I would happily stay at a party if required, although i would say that at a swimming pool this may be more tricky with younger siblings, there is noway i would go in the water with dd, i would sit on the side but not go in (booked swimming lessons that allow this also)

I would be happiest if it was on the oinvite so i could decline easily

2rebecca · 01/05/2009 08:11

I think you put on the invitation that you need 1 adult for every 2 children so could their child have an accompanying adult in the water with them or could the parent make sure another parent going to the party is able to supervise their child. Some may decline but if your kid really wants a pool party then he'll probably be happier with fewer children at the venue of his choice than lots somewhere he doesn't want to go. The other option is just inviting a few children and dragging in family and friends to make up the adults. I'm surprised so many parents are bothered about being seen in their costumes but then I took my kids swimming alot at that age so being in my costume with other adults wasn't a big deal. Alot of the mums had seen me in my costume with the kids at the local pool/ swimming lessons anyway and I didn't care what the mums I didn't know very well thought of my appearance.

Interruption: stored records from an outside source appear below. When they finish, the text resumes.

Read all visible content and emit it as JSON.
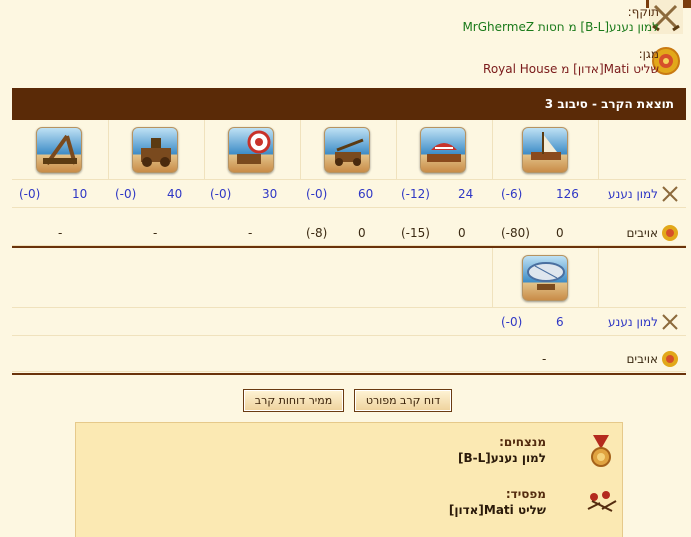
{
  "header": {
    "attacker_label": "תוקף:",
    "attacker_line": "למון נענע[B-L] מ חסות MrGhermeZ",
    "defender_label": "מגן:",
    "defender_line": "שליט Mati[אדון] מ Royal House"
  },
  "result_bar": "תוצאת הקרב - סיבוב 3",
  "attacker_name": "למון נענע",
  "enemy_name": "אויבים",
  "units_row1": [
    {
      "count": "126",
      "loss": "(-6)",
      "enemy_count": "0",
      "enemy_loss": "(-80)"
    },
    {
      "count": "24",
      "loss": "(-12)",
      "enemy_count": "0",
      "enemy_loss": "(-15)"
    },
    {
      "count": "60",
      "loss": "(-0)",
      "enemy_count": "0",
      "enemy_loss": "(-8)"
    },
    {
      "count": "30",
      "loss": "(-0)",
      "enemy_count": "-",
      "enemy_loss": ""
    },
    {
      "count": "40",
      "loss": "(-0)",
      "enemy_count": "-",
      "enemy_loss": ""
    },
    {
      "count": "10",
      "loss": "(-0)",
      "enemy_count": "-",
      "enemy_loss": ""
    }
  ],
  "units_row2": [
    {
      "count": "6",
      "loss": "(-0)",
      "enemy_count": "-"
    }
  ],
  "buttons": {
    "detailed": "דוח קרב מפורט",
    "converter": "ממיר דוחות קרב"
  },
  "summary": {
    "winners_label": "מנצחים:",
    "winners_value": "למון נענע[B-L]",
    "loser_label": "מפסיד:",
    "loser_value": "שליט Mati[אדון]"
  },
  "colors": {
    "bar": "#5a2a07",
    "count": "#2f37c5",
    "attacker_line": "#1a7a1a",
    "defender_line": "#7a1a1a"
  }
}
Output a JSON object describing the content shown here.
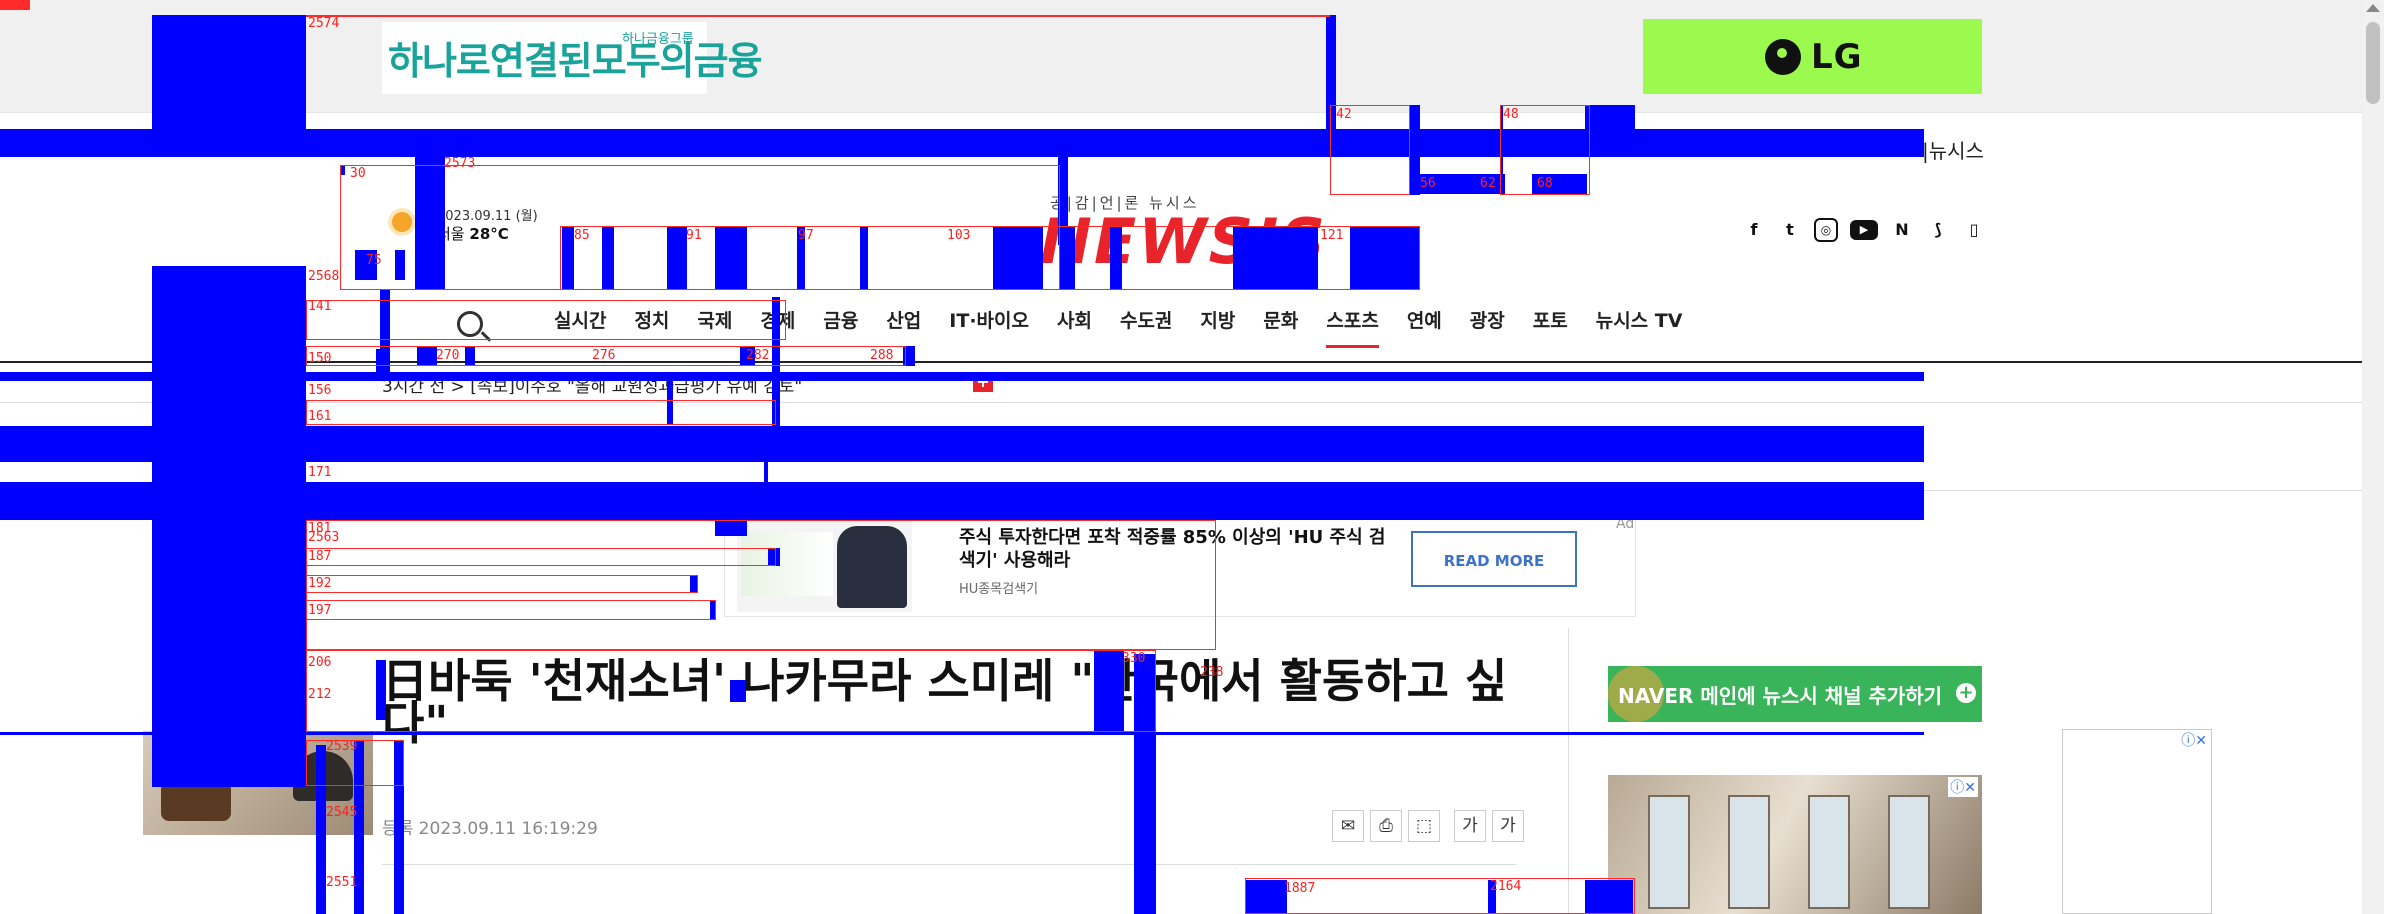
{
  "ads": {
    "hana_main": "하나로연결된모두의금융",
    "hana_small": "하나금융그룹",
    "lg_brand": "LG",
    "stock_title": "주식 투자한다면 포착 적중률 85% 이상의 'HU 주식 검색기' 사용해라",
    "stock_source": "HU종목검색기",
    "stock_button": "READ MORE",
    "ad_marker": "Ad",
    "naver_brand": "NAVER",
    "naver_text": "메인에 뉴스시 채널 추가하기",
    "adchoice": "ⓘ✕"
  },
  "header": {
    "newsis_link": "|뉴시스",
    "weather_date": "2023.09.11 (월)",
    "weather_city": "서울",
    "weather_temp": "28°C",
    "slogan": "공|감|언|론 뉴시스",
    "logo": "NEWSIS",
    "social": [
      "f",
      "t",
      "◎",
      "▶",
      "N",
      "⟆",
      "▯"
    ]
  },
  "nav": {
    "items": [
      "실시간",
      "정치",
      "국제",
      "경제",
      "금융",
      "산업",
      "IT·바이오",
      "사회",
      "수도권",
      "지방",
      "문화",
      "스포츠",
      "연예",
      "광장",
      "포토",
      "뉴시스 TV"
    ],
    "active_index": 11
  },
  "ticker": {
    "text": "3시간 전 > [속보]이주호 \"올해 교원성과급평가 유예 검토\"",
    "plus": "+"
  },
  "article": {
    "headline": "日바둑 '천재소녀' 나카무라 스미레 \"한국에서 활동하고 싶다\"",
    "date": "등록 2023.09.11 16:19:29",
    "tools": [
      "✉",
      "⎙",
      "⬚",
      "가",
      "가"
    ]
  },
  "debug_labels": [
    "2574",
    "42",
    "48",
    "2573",
    "30",
    "56",
    "62",
    "68",
    "75",
    "2568",
    "85",
    "91",
    "97",
    "103",
    "121",
    "141",
    "150",
    "270",
    "276",
    "282",
    "288",
    "156",
    "161",
    "171",
    "181",
    "2563",
    "187",
    "192",
    "197",
    "206",
    "212",
    "330",
    "238",
    "1887",
    "2164",
    "2551",
    "2545",
    "2539"
  ],
  "colors": {
    "overlay_blue": "#0000ff",
    "overlay_red": "#ff2a2a",
    "brand_red": "#e8232a",
    "lg_green": "#9cf94d",
    "naver_green": "#3ab45a"
  }
}
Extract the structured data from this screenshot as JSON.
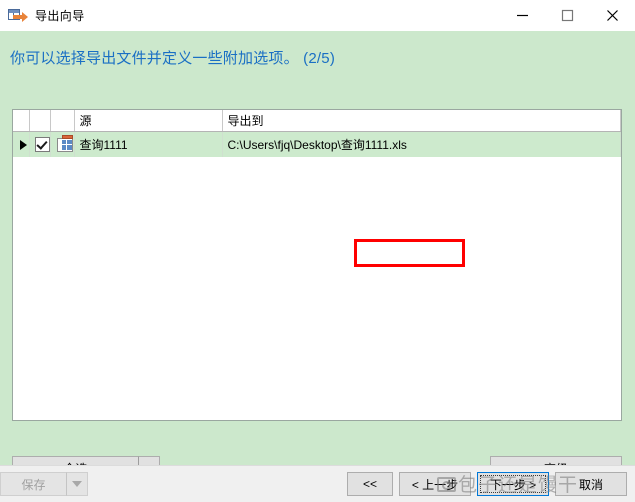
{
  "window": {
    "title": "导出向导",
    "icon": "export-wizard-icon",
    "controls": {
      "minimize": "minimize-icon",
      "maximize": "maximize-icon",
      "close": "close-icon"
    }
  },
  "header": {
    "headline": "你可以选择导出文件并定义一些附加选项。  (2/5)",
    "step_current": 2,
    "step_total": 5,
    "accent_color": "#1a6fc4",
    "background_color": "#cce8cc"
  },
  "grid": {
    "columns": [
      {
        "key": "indicator",
        "label": ""
      },
      {
        "key": "checkbox",
        "label": ""
      },
      {
        "key": "icon",
        "label": ""
      },
      {
        "key": "source",
        "label": "源"
      },
      {
        "key": "target",
        "label": "导出到"
      }
    ],
    "rows": [
      {
        "selected": true,
        "checked": true,
        "icon": "table-icon",
        "source": "查询1111",
        "target": "C:\\Users\\fjq\\Desktop\\查询1111.xls",
        "target_prefix": "C:\\Users\\fjq\\Desktop\\",
        "target_highlight": "查询1111.xls"
      }
    ]
  },
  "annotation": {
    "type": "red-rectangle",
    "color": "#ff0000",
    "targets_text": "查询1111.xls"
  },
  "actions": {
    "select_all_label": "全选",
    "select_all_dropdown": "chevron-down-icon",
    "advanced_label": "高级"
  },
  "footer": {
    "save_label": "保存",
    "save_disabled": true,
    "save_dropdown": "chevron-down-icon",
    "first_label": "<<",
    "prev_label": "< 上一步",
    "next_label": "下一步 >",
    "cancel_label": "取消",
    "next_focused": true
  },
  "watermark": {
    "text": "包子还是馒干",
    "prefix": "@",
    "icon": "camera-icon"
  }
}
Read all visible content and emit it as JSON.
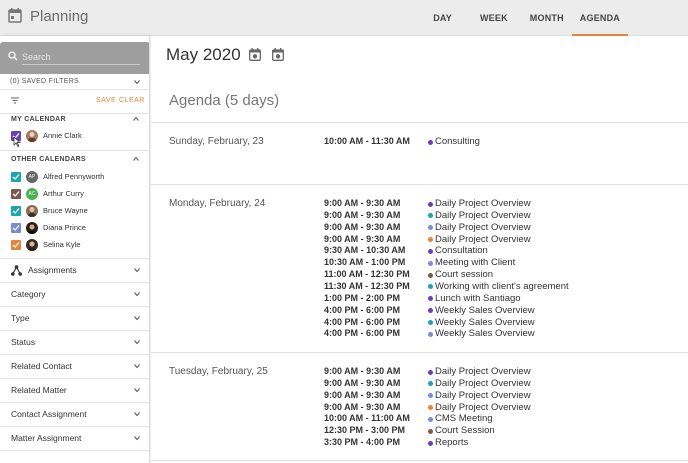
{
  "app": {
    "title": "Planning",
    "icon": "calendar-icon"
  },
  "views": [
    "DAY",
    "WEEK",
    "MONTH",
    "AGENDA"
  ],
  "active_view": "AGENDA",
  "colors": {
    "accent": "#e8843a",
    "purple": "#6a3fb5",
    "teal": "#1ba5b2",
    "orange": "#e8843a",
    "blue_gray": "#7b8bd6",
    "brown": "#7a5a4a",
    "green": "#4caf50"
  },
  "sidebar": {
    "search_placeholder": "Search",
    "saved_filters": "(0) SAVED FILTERS",
    "save_label": "SAVE",
    "clear_label": "CLEAR",
    "my_calendar_title": "MY CALENDAR",
    "my_calendars": [
      {
        "name": "Annie Clark",
        "color": "#6a3fb5",
        "checked": true,
        "avatar": "photo"
      }
    ],
    "other_calendars_title": "OTHER CALENDARS",
    "other_calendars": [
      {
        "name": "Alfred Pennyworth",
        "color": "#1ba5b2",
        "checked": true,
        "avatar_initials": "AP",
        "avatar_color": "#666"
      },
      {
        "name": "Arthur Curry",
        "color": "#7a5a4a",
        "checked": true,
        "avatar_initials": "AC",
        "avatar_color": "#4caf50"
      },
      {
        "name": "Bruce Wayne",
        "color": "#1ba5b2",
        "checked": true,
        "avatar": "photo"
      },
      {
        "name": "Diana Prince",
        "color": "#7b8bd6",
        "checked": true,
        "avatar": "photo"
      },
      {
        "name": "Selina Kyle",
        "color": "#e8843a",
        "checked": true,
        "avatar": "photo"
      }
    ],
    "filters": [
      "Assignments",
      "Category",
      "Type",
      "Status",
      "Related Contact",
      "Related Matter",
      "Contact Assignment",
      "Matter Assignment"
    ]
  },
  "main": {
    "month_title": "May 2020",
    "agenda_title": "Agenda (5 days)",
    "days": [
      {
        "label": "Sunday, February, 23",
        "events": [
          {
            "time": "10:00 AM - 11:30 AM",
            "title": "Consulting",
            "color": "#6a3fb5"
          }
        ]
      },
      {
        "label": "Monday, February, 24",
        "events": [
          {
            "time": "9:00 AM - 9:30 AM",
            "title": "Daily Project Overview",
            "color": "#6a3fb5"
          },
          {
            "time": "9:00 AM - 9:30 AM",
            "title": "Daily Project Overview",
            "color": "#1ba5b2"
          },
          {
            "time": "9:00 AM - 9:30 AM",
            "title": "Daily Project Overview",
            "color": "#7b8bd6"
          },
          {
            "time": "9:00 AM - 9:30 AM",
            "title": "Daily Project Overview",
            "color": "#e8843a"
          },
          {
            "time": "9:30 AM - 10:30 AM",
            "title": "Consultation",
            "color": "#6a3fb5"
          },
          {
            "time": "10:30 AM - 1:00 PM",
            "title": "Meeting with Client",
            "color": "#7b8bd6"
          },
          {
            "time": "11:00 AM - 12:30 PM",
            "title": "Court session",
            "color": "#7a5a4a"
          },
          {
            "time": "11:30 AM - 12:30 PM",
            "title": "Working with client's agreement",
            "color": "#1ba5b2"
          },
          {
            "time": "1:00 PM - 2:00 PM",
            "title": "Lunch with Santiago",
            "color": "#6a3fb5"
          },
          {
            "time": "4:00 PM - 6:00 PM",
            "title": "Weekly Sales Overview",
            "color": "#6a3fb5"
          },
          {
            "time": "4:00 PM - 6:00 PM",
            "title": "Weekly Sales Overview",
            "color": "#1ba5b2"
          },
          {
            "time": "4:00 PM - 6:00 PM",
            "title": "Weekly Sales Overview",
            "color": "#7b8bd6"
          }
        ]
      },
      {
        "label": "Tuesday, February, 25",
        "events": [
          {
            "time": "9:00 AM - 9:30 AM",
            "title": "Daily Project Overview",
            "color": "#6a3fb5"
          },
          {
            "time": "9:00 AM - 9:30 AM",
            "title": "Daily Project Overview",
            "color": "#1ba5b2"
          },
          {
            "time": "9:00 AM - 9:30 AM",
            "title": "Daily Project Overview",
            "color": "#7b8bd6"
          },
          {
            "time": "9:00 AM - 9:30 AM",
            "title": "Daily Project Overview",
            "color": "#e8843a"
          },
          {
            "time": "10:00 AM - 11:00 AM",
            "title": "CMS Meeting",
            "color": "#7b8bd6"
          },
          {
            "time": "12:30 PM - 3:00 PM",
            "title": "Court Session",
            "color": "#7a5a4a"
          },
          {
            "time": "3:30 PM - 4:00 PM",
            "title": "Reports",
            "color": "#6a3fb5"
          }
        ]
      }
    ]
  }
}
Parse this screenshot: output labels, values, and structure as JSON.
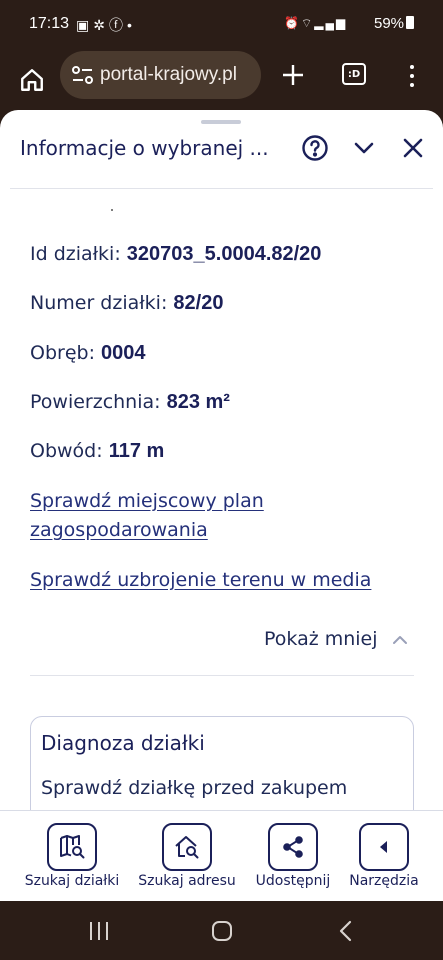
{
  "status_bar": {
    "time": "17:13",
    "left_icons": [
      "gallery-icon",
      "fan-icon",
      "facebook-icon",
      "dot-icon"
    ],
    "right_icons": [
      "alarm-icon",
      "clock-icon",
      "wifi-icon",
      "signal-icon",
      "signal-icon"
    ],
    "battery": "59%"
  },
  "browser": {
    "url": "portal-krajowy.pl",
    "tabs_label": ":D"
  },
  "sheet": {
    "title": "Informacje o wybranej ...",
    "rows": [
      {
        "label": "Id działki: ",
        "value": "320703_5.0004.82/20"
      },
      {
        "label": "Numer działki: ",
        "value": "82/20"
      },
      {
        "label": "Obręb: ",
        "value": "0004"
      },
      {
        "label": "Powierzchnia: ",
        "value": "823 m²"
      },
      {
        "label": "Obwód: ",
        "value": "117 m"
      }
    ],
    "links": {
      "plan_line1": "Sprawdź miejscowy plan",
      "plan_line2": "zagospodarowania",
      "media": "Sprawdź uzbrojenie terenu w media"
    },
    "show_less": "Pokaż mniej",
    "diagnosis": {
      "title": "Diagnoza działki",
      "subtitle": "Sprawdź działkę przed zakupem"
    }
  },
  "toolbar": {
    "items": [
      {
        "label": "Szukaj działki"
      },
      {
        "label": "Szukaj adresu"
      },
      {
        "label": "Udostępnij"
      },
      {
        "label": "Narzędzia"
      }
    ]
  },
  "colors": {
    "primary": "#1b2059",
    "link": "#24307a",
    "system_bar": "#2b1d17",
    "url_pill": "#4a3a2e"
  }
}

notsosuremummy · 01/05/2009 08:13

Roisin,

I was definately thinking I'd make some food for adults as well as kids and put it on the side for them to help themselves. Sandwiches, biscuits, doughnuts or creamcakes and some drink. Like you say, it's only fair if you are asking them to go in the pool. I always feel hungry after a swim.

Inviting siblings isn't an option, unfortunately. We're nearly up to the pool party limit. Although from what others say on here, there's likely to be some drop - outs!

OP posts:
bellavita · 01/05/2009 08:16

My children are a lot older now, but if they had been invited to a swimming party then I would have expected the organisers to provide enough cover for the children in the pool.

Actually, DS1 did go to a pool party but I think he may of been about 8yrs old but again, the parents doing the party had family helpers.

catwalker · 01/05/2009 08:25

Personally I think 30 kids is way too many for a 5 year old's party. I'd worry that the birthday child would be overwhelmed and not have time to play with most of their guests, and also that other parents would think I was showing off having such a big do. I do think it's unreasonable to ask parents to get in the pool - many will have issues as outlined above. Some of those who do it may feel resentful at being given what sound a bit like an ultimatum - join in or the party won't be able to go ahead. When we had a pool party we kept the numbers reasonable and roped in family/adult friends to get in the water - certainly wouldn't expect parents of the invitees to do it.

DandyLioness · 01/05/2009 08:58

This reply has been deleted

Message withdrawn

solidgoldSneezeLikeApig · 01/05/2009 08:58

I am amazed at what utter wusses some of you are. You are GROWN WOMEN and you won't go in a swimming pool in case someone looks at you funny? How on earth do you manage to leave the house without therapy?